Widespread distribution of cell defense against D-aminoacyl-tRNAs.

作者信息

Wydau Sandra, van der Rest Guillaume, Aubard Caroline, Plateau Pierre, Blanquet Sylvain

机构信息

Laboratoire de Biochimie and Laboratoire des Mécanismes Réactionnels, Ecole Polytechnique, CNRS, 91128 Palaiseau Cedex, France.

出版信息

J Biol Chem. 2009 May 22;284(21):14096-104. doi: 10.1074/jbc.M808173200. Epub 2009 Mar 30.

DOI:10.1074/jbc.M808173200
PMID:19332551
原文链接:https://pmc.ncbi.nlm.nih.gov/articles/PMC2682858/
Abstract

Several l-aminoacyl-tRNA synthetases can transfer a d-amino acid onto their cognate tRNA(s). This harmful reaction is counteracted by the enzyme d-aminoacyl-tRNA deacylase. Two distinct deacylases were already identified in bacteria (DTD1) and in archaea (DTD2), respectively. Evidence was given that DTD1 homologs also exist in nearly all eukaryotes, whereas DTD2 homologs occur in plants. On the other hand, several bacteria, including most cyanobacteria, lack genes encoding a DTD1 homolog. Here we show that Synechocystis sp. PCC6803 produces a third type of deacylase (DTD3).
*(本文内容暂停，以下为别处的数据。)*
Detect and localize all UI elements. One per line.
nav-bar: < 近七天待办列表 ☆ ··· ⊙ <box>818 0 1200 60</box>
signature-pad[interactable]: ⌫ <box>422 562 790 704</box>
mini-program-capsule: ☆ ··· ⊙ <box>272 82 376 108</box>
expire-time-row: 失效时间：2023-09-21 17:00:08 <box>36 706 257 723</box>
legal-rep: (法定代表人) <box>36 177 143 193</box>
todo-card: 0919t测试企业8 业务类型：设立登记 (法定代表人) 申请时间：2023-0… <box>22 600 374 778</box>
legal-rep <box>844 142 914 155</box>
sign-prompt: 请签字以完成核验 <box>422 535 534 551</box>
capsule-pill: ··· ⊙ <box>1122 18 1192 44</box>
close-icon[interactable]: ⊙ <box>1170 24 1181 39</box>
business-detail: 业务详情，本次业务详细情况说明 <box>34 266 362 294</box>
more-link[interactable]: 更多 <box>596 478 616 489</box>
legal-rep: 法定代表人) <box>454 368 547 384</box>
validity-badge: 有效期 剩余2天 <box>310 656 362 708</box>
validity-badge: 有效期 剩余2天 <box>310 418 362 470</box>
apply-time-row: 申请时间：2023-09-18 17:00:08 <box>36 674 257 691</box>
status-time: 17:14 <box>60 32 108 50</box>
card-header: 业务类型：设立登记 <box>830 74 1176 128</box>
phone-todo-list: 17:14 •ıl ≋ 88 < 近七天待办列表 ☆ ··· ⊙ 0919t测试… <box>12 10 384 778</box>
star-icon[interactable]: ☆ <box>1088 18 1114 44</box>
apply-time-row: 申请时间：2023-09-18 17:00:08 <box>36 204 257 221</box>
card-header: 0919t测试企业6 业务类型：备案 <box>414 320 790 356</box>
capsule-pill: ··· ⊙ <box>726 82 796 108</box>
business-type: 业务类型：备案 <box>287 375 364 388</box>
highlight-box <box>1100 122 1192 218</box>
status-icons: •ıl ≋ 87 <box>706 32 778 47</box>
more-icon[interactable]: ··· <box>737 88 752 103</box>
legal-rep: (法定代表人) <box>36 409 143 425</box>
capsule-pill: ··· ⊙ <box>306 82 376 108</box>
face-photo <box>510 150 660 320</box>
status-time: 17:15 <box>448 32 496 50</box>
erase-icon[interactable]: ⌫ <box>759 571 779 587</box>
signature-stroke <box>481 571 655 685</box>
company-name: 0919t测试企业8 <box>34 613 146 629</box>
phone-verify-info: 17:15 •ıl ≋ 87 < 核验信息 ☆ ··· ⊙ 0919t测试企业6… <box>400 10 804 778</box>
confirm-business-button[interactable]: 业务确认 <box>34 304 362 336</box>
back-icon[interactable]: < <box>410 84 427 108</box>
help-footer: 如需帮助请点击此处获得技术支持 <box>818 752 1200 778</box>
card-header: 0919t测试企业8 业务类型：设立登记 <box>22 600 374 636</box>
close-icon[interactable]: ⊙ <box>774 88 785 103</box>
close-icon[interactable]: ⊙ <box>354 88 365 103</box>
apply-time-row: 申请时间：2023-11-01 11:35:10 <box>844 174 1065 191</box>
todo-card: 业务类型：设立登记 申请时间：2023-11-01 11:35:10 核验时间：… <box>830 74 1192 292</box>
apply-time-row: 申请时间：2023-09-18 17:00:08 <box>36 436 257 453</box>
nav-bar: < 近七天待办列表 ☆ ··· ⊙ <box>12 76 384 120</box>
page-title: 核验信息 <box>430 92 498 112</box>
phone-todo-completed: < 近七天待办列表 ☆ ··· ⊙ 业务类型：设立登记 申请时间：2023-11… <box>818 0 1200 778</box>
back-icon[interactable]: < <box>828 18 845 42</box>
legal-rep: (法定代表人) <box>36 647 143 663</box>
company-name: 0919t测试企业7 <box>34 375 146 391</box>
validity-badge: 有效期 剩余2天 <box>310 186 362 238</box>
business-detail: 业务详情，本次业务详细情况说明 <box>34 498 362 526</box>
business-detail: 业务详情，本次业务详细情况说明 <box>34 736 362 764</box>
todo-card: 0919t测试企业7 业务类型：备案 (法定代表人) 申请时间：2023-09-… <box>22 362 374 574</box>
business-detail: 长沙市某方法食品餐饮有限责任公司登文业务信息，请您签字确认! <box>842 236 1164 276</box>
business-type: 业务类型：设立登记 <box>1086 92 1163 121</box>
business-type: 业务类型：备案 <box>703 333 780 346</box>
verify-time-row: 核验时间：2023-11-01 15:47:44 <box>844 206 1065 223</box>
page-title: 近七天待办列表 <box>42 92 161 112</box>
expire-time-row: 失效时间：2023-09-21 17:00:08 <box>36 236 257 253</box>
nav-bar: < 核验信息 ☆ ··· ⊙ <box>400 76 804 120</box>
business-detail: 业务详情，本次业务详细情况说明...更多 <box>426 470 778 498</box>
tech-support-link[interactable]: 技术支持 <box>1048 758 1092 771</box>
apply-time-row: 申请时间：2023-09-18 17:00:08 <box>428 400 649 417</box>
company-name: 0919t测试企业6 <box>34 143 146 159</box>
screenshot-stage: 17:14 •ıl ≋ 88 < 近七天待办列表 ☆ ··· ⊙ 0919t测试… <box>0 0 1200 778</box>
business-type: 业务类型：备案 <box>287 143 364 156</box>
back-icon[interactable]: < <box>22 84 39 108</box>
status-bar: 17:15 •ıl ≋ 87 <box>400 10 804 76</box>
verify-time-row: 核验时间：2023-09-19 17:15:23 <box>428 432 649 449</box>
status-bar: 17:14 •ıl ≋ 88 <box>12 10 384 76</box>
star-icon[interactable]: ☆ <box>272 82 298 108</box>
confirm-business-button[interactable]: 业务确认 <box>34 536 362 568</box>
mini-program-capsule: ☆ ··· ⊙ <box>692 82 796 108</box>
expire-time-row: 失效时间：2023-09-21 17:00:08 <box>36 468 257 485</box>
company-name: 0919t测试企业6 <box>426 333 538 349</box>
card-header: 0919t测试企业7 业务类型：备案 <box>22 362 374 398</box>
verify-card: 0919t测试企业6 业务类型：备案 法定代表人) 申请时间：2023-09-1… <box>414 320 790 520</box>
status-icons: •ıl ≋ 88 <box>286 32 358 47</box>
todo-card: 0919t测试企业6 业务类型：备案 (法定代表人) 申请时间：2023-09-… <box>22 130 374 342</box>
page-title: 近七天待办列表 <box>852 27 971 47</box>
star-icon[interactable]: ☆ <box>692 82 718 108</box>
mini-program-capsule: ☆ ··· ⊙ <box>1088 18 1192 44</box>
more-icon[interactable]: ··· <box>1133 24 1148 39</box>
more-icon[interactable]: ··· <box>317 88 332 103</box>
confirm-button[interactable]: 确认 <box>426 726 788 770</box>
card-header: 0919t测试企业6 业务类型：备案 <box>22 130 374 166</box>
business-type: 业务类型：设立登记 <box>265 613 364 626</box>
Inactivation of the corresponding gene (dtd3) renders the growth of Synechocystis sp. hypersensitive to the presence of d-tyrosine. Based on the available genomes, DTD3-like proteins are predicted to occur in all cyanobacteria. Moreover, one or several dtd3-like genes can be recognized in all cellular types, arguing in favor of the nearubiquity of an enzymatic function involved in the defense of translational systems against invasion by d-amino acids.

摘要

几种L-氨酰-tRNA合成酶能够将D-氨基酸转移到其对应的tRNA上。这种有害反应会被D-氨酰-tRNA脱酰基酶抵消。在细菌(DTD1)和古菌(DTD2)中已分别鉴定出两种不同的脱酰基酶。有证据表明,DTD1同源物几乎在所有真核生物中也存在,而DTD2同源物则存在于植物中。另一方面,包括大多数蓝细菌在内的几种细菌缺乏编码DTD1同源物的基因。在此我们表明,集胞藻PCC6803产生了第三种类型的脱酰基酶(DTD3)。相应基因(dtd3)的失活使集胞藻的生长对D-酪氨酸的存在高度敏感。基于现有基因组预测,DTD3样蛋白存在于所有蓝细菌中。此外,在所有细胞类型中都能识别出一个或几个dtd3样基因,这表明参与保护翻译系统免受D-氨基酸入侵的酶功能几乎无处不在。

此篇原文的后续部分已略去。